The survey found that 49 percent of Americans want the government to reduce the federal deficit with a combination of spending cuts and tax increases, while 40 percent want to see the matter addressed by spending cuts alone. Just 3 percent of those surveyed support reducing the deficit by raising taxes on all households.
Among the 49 percent who want combined measures to reduce the deficit, spending cuts are the most popular option, the poll found. Nearly half said the combination should be mostly spending cuts, while about 29 percent said mostly tax increases. Nearly one-quarter of the respondents are uncertain as to the exact mix of the deficit reduction package.
Democrats are more likely to support a combination of cuts and tax hikes than Republicans. Just 30 percent of Republicans support a mixture, compared to 69 percent of Democrats.
Regionally, support for a combination of tax hikes and spending cuts was above 50 percent everywhere except the South, where 41 percent support it. By comparison, 48 percent of Southerners say they want the deficit reduced by spending cuts alone.
“Spending cuts are definitely the preferred option for addressing the deficit, but nearly 50 percent of the country thinks they won’t do the job alone,” says UConn Poll Director Jennifer Necci Dineen, a faculty member in the Department of Public Policy.

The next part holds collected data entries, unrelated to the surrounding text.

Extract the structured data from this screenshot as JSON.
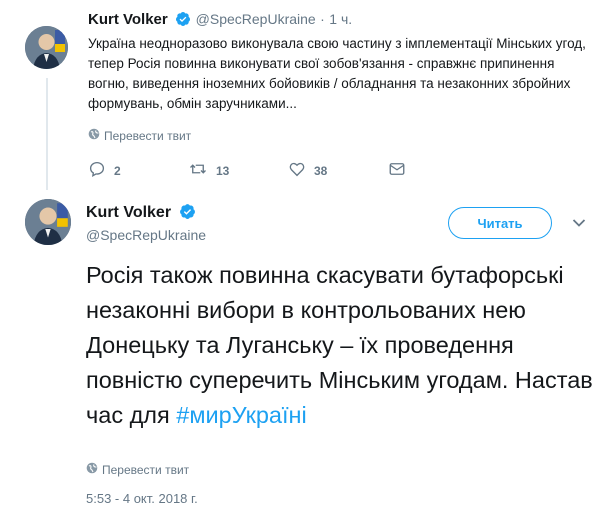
{
  "previous_tweet": {
    "name": "Kurt Volker",
    "handle": "@SpecRepUkraine",
    "separator": "·",
    "time": "1 ч.",
    "text": "Україна неодноразово виконувала свою частину з імплементації Мінських угод, тепер Росія повинна виконувати свої зобов'язання - справжнє припинення вогню, виведення іноземних бойовиків / обладнання та незаконних збройних формувань, обмін заручниками...",
    "translate_label": "Перевести твит",
    "replies": "2",
    "retweets": "13",
    "likes": "38"
  },
  "main_tweet": {
    "name": "Kurt Volker",
    "handle": "@SpecRepUkraine",
    "follow_label": "Читать",
    "text": "Росія також повинна скасувати бутафорські незаконні вибори в контрольованих нею Донецьку та Луганську – їх проведення повністю суперечить Мінським угодам. Настав час для ",
    "hashtag": "#мирУкраїні",
    "translate_label": "Перевести твит",
    "timestamp": "5:53 - 4 окт. 2018 г."
  },
  "colors": {
    "accent": "#1da1f2",
    "muted": "#657786",
    "text": "#14171a"
  },
  "icons": [
    "globe-icon",
    "reply-icon",
    "retweet-icon",
    "like-icon",
    "dm-icon",
    "verified-icon",
    "chevron-down-icon"
  ]
}
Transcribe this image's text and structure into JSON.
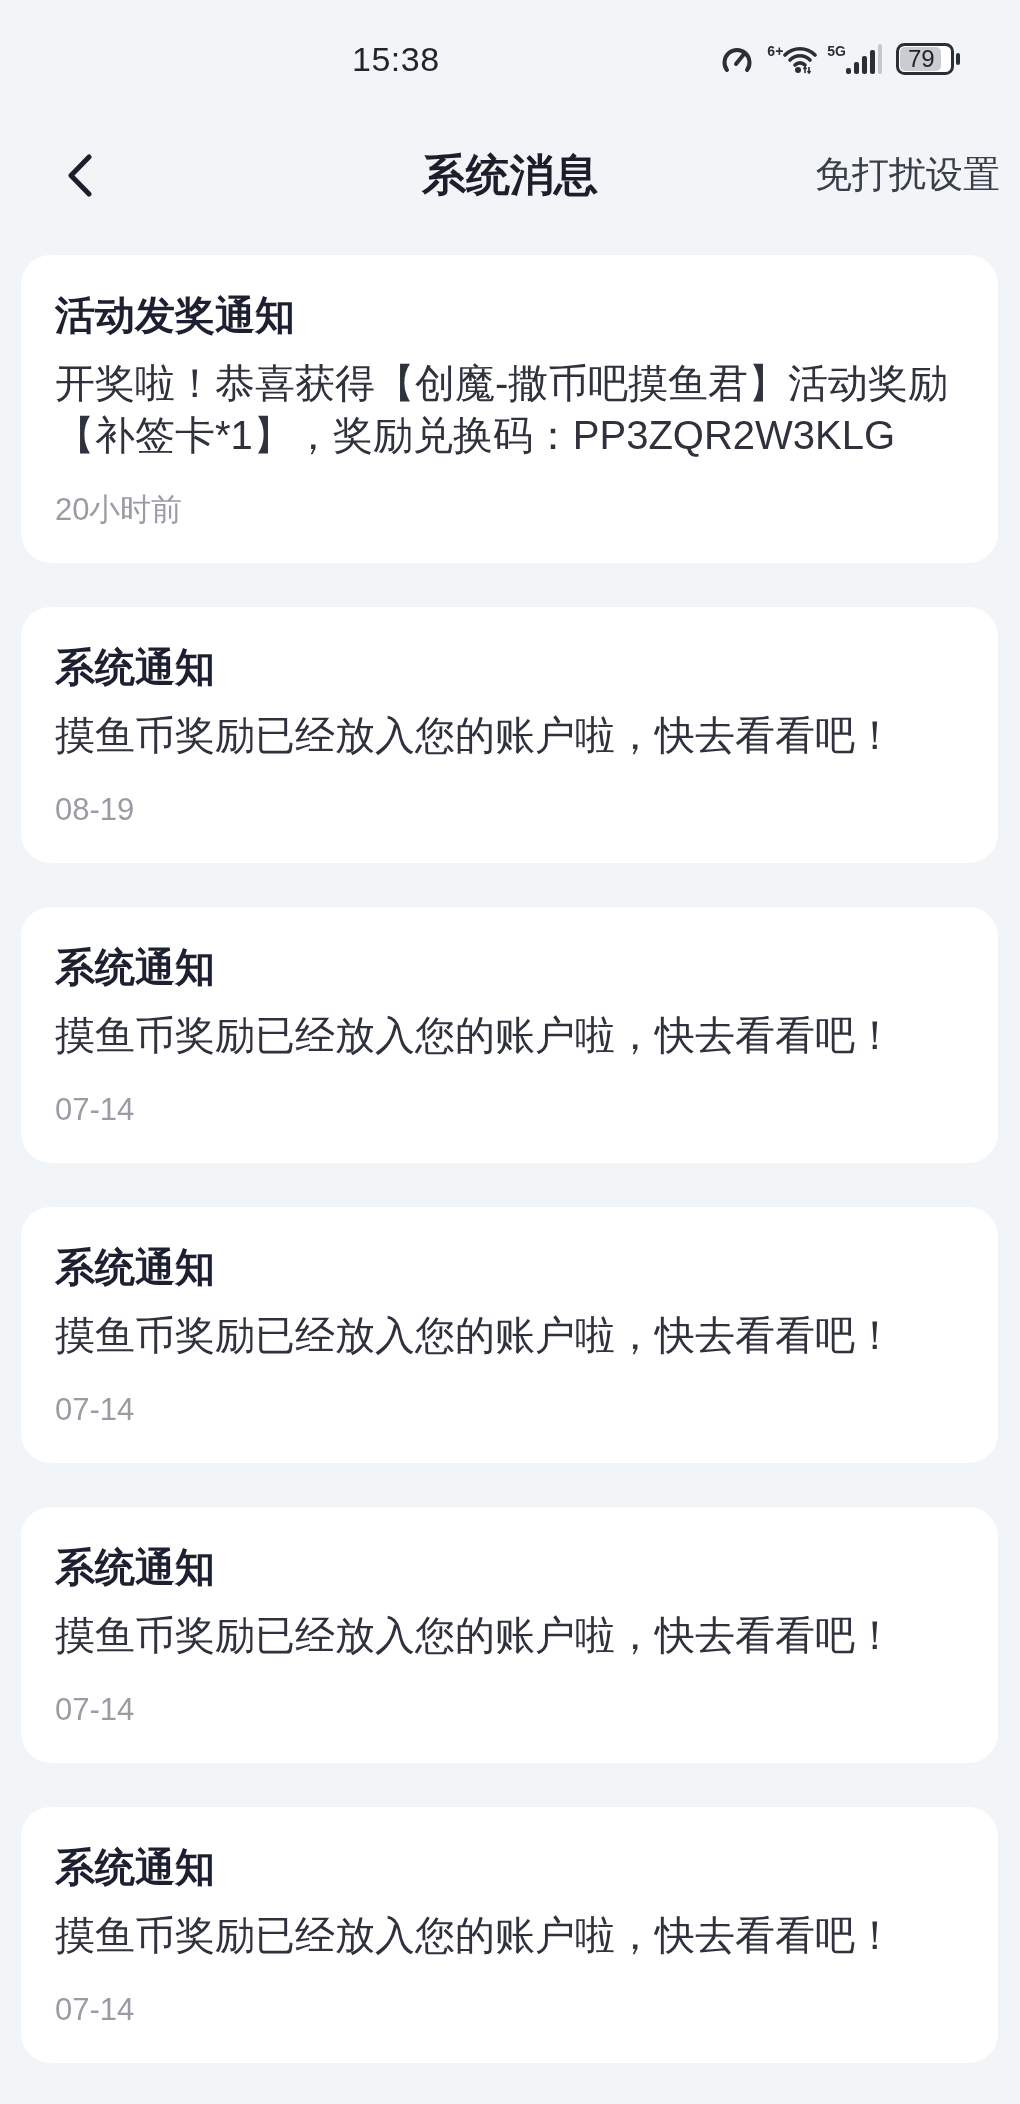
{
  "status_bar": {
    "time": "15:38",
    "wifi_label": "6+",
    "cellular_label": "5G",
    "battery": "79"
  },
  "header": {
    "title": "系统消息",
    "action": "免打扰设置"
  },
  "messages": [
    {
      "title": "活动发奖通知",
      "body": "开奖啦！恭喜获得【创魔-撒币吧摸鱼君】活动奖励【补签卡*1】，奖励兑换码：PP3ZQR2W3KLG",
      "time": "20小时前"
    },
    {
      "title": "系统通知",
      "body": "摸鱼币奖励已经放入您的账户啦，快去看看吧！",
      "time": "08-19"
    },
    {
      "title": "系统通知",
      "body": "摸鱼币奖励已经放入您的账户啦，快去看看吧！",
      "time": "07-14"
    },
    {
      "title": "系统通知",
      "body": "摸鱼币奖励已经放入您的账户啦，快去看看吧！",
      "time": "07-14"
    },
    {
      "title": "系统通知",
      "body": "摸鱼币奖励已经放入您的账户啦，快去看看吧！",
      "time": "07-14"
    },
    {
      "title": "系统通知",
      "body": "摸鱼币奖励已经放入您的账户啦，快去看看吧！",
      "time": "07-14"
    }
  ]
}
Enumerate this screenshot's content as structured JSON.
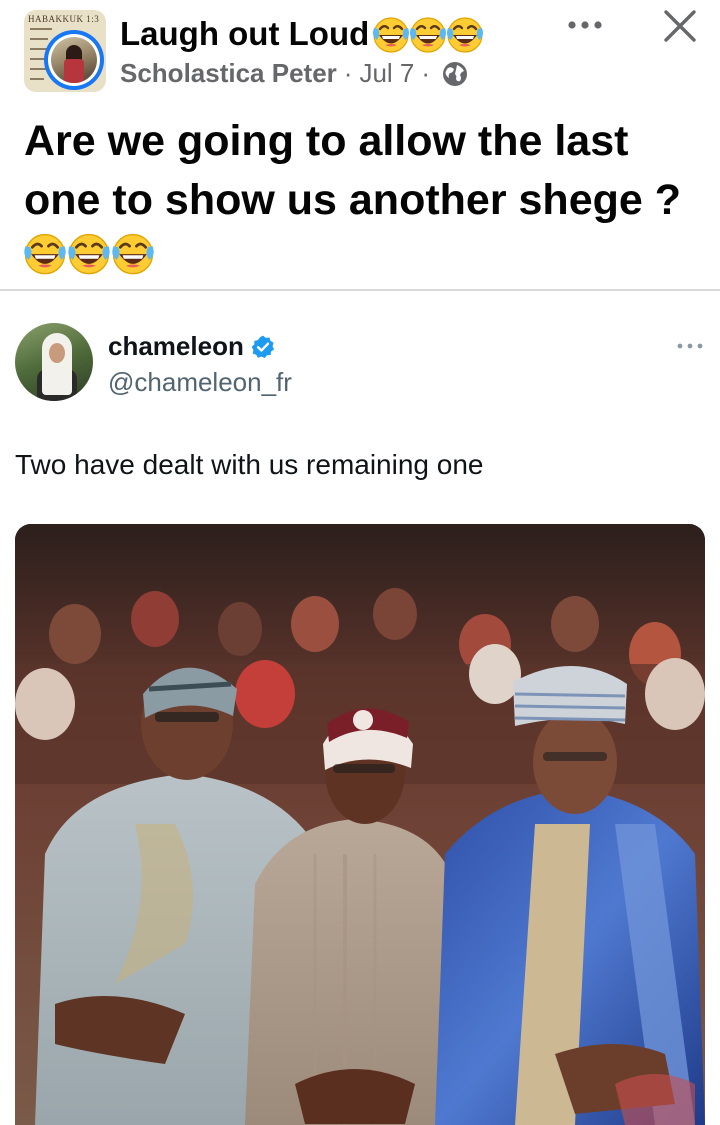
{
  "post": {
    "group_name": "Laugh out Loud",
    "group_emoji_count": 3,
    "author_name": "Scholastica Peter",
    "separator": "·",
    "date": "Jul 7",
    "privacy_icon": "globe-icon",
    "more_icon": "more-horizontal-icon",
    "close_icon": "close-icon",
    "group_avatar_text": "HABAKKUK 1:3",
    "caption": "Are we going to allow the last one to show us another shege ?",
    "caption_emoji_count": 3,
    "emoji_icon": "face-with-tears-of-joy-icon"
  },
  "tweet": {
    "display_name": "chameleon",
    "verified": true,
    "verified_icon": "verified-badge-icon",
    "handle": "@chameleon_fr",
    "text": "Two have dealt with us remaining one",
    "more_icon": "more-horizontal-icon",
    "photo": {
      "description_icon": "photo-image",
      "people_count": 3
    }
  },
  "colors": {
    "primary_text": "#050505",
    "secondary_text": "#65676b",
    "facebook_blue": "#1877f2",
    "twitter_verified": "#1d9bf0",
    "tweet_text": "#0f1419",
    "tweet_secondary": "#536471",
    "divider": "#d9dadc"
  }
}
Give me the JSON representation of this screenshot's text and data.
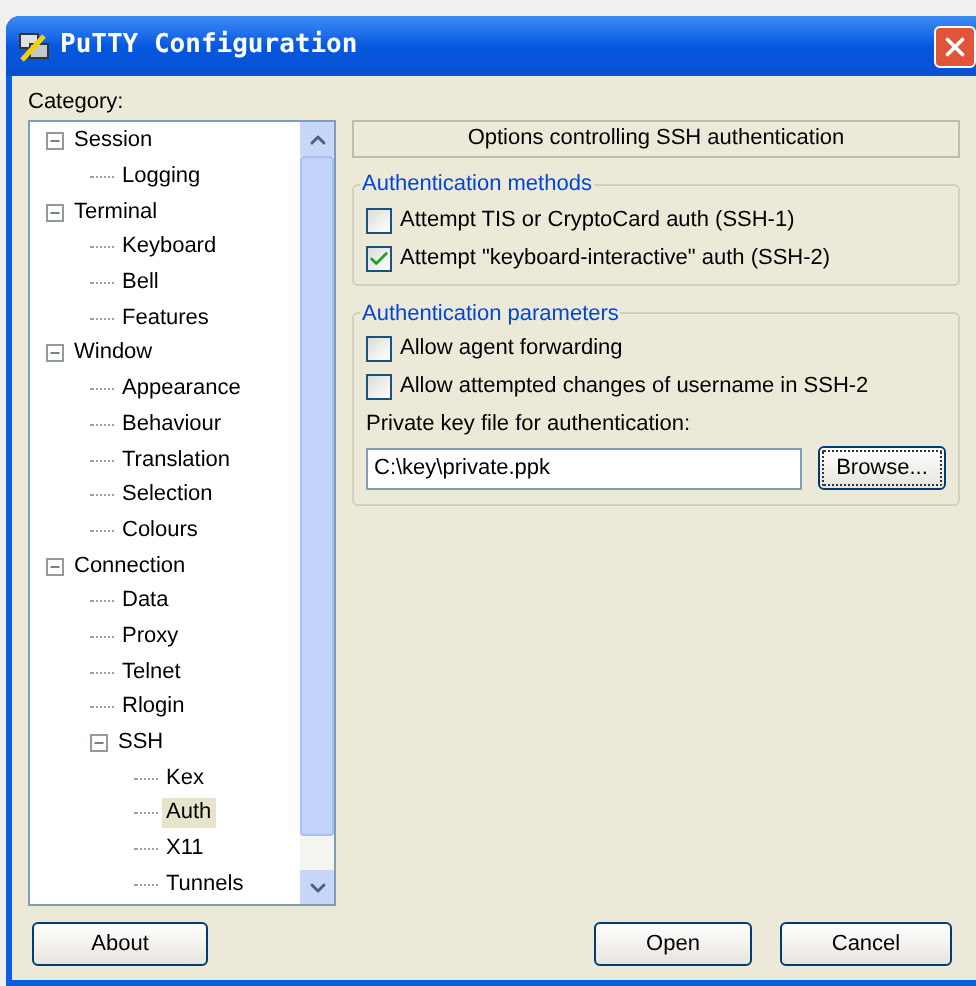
{
  "window": {
    "title": "PuTTY Configuration"
  },
  "category_label": "Category:",
  "tree": [
    {
      "label": "Session",
      "selected": false,
      "expanded": true,
      "children": [
        {
          "label": "Logging",
          "selected": false
        }
      ]
    },
    {
      "label": "Terminal",
      "selected": false,
      "expanded": true,
      "children": [
        {
          "label": "Keyboard",
          "selected": false
        },
        {
          "label": "Bell",
          "selected": false
        },
        {
          "label": "Features",
          "selected": false
        }
      ]
    },
    {
      "label": "Window",
      "selected": false,
      "expanded": true,
      "children": [
        {
          "label": "Appearance",
          "selected": false
        },
        {
          "label": "Behaviour",
          "selected": false
        },
        {
          "label": "Translation",
          "selected": false
        },
        {
          "label": "Selection",
          "selected": false
        },
        {
          "label": "Colours",
          "selected": false
        }
      ]
    },
    {
      "label": "Connection",
      "selected": false,
      "expanded": true,
      "children": [
        {
          "label": "Data",
          "selected": false
        },
        {
          "label": "Proxy",
          "selected": false
        },
        {
          "label": "Telnet",
          "selected": false
        },
        {
          "label": "Rlogin",
          "selected": false
        },
        {
          "label": "SSH",
          "selected": false,
          "expanded": true,
          "children": [
            {
              "label": "Kex",
              "selected": false
            },
            {
              "label": "Auth",
              "selected": true
            },
            {
              "label": "X11",
              "selected": false
            },
            {
              "label": "Tunnels",
              "selected": false
            }
          ]
        }
      ]
    }
  ],
  "panel_title": "Options controlling SSH authentication",
  "groups": [
    {
      "title": "Authentication methods",
      "items": [
        {
          "kind": "checkbox",
          "label": "Attempt TIS or CryptoCard auth (SSH-1)",
          "checked": false
        },
        {
          "kind": "checkbox",
          "label": "Attempt \"keyboard-interactive\" auth (SSH-2)",
          "checked": true
        }
      ]
    },
    {
      "title": "Authentication parameters",
      "items": [
        {
          "kind": "checkbox",
          "label": "Allow agent forwarding",
          "checked": false
        },
        {
          "kind": "checkbox",
          "label": "Allow attempted changes of username in SSH-2",
          "checked": false
        },
        {
          "kind": "label",
          "label": "Private key file for authentication:"
        },
        {
          "kind": "file",
          "value": "C:\\key\\private.ppk",
          "button": "Browse..."
        }
      ]
    }
  ],
  "buttons": [
    {
      "label": "About"
    },
    {
      "label": "Open"
    },
    {
      "label": "Cancel"
    }
  ]
}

The findings are based on The University of Connecticut/Hartford Courant Poll. The national sample of 1,002 randomly selected adults was interviewed by landline and cellular telephone between Jan. 22 and Jan. 28, 2013.
The margin of sampling error for the survey is +/- 3 percentage points for the entire sample, and larger for subgroups.
The data have been weighted by the number of adults in a household and the number of telephone numbers, land and cellular, at which adults in the household can be reached in order to equalize the chances of an individual adult being selected. The data have also been weighted by the sex, race, and level of education of the respondent, based on the American Community Survey conducted by the U.S. Census.
The University of Connecticut/Hartford Courant Poll is a joint effort between one of the nation’s top research universities and the oldest continuously published newspaper in America. The poll’s purpose is to provide unbiased opinion research into critical questions affecting both the state of Connecticut and the nation.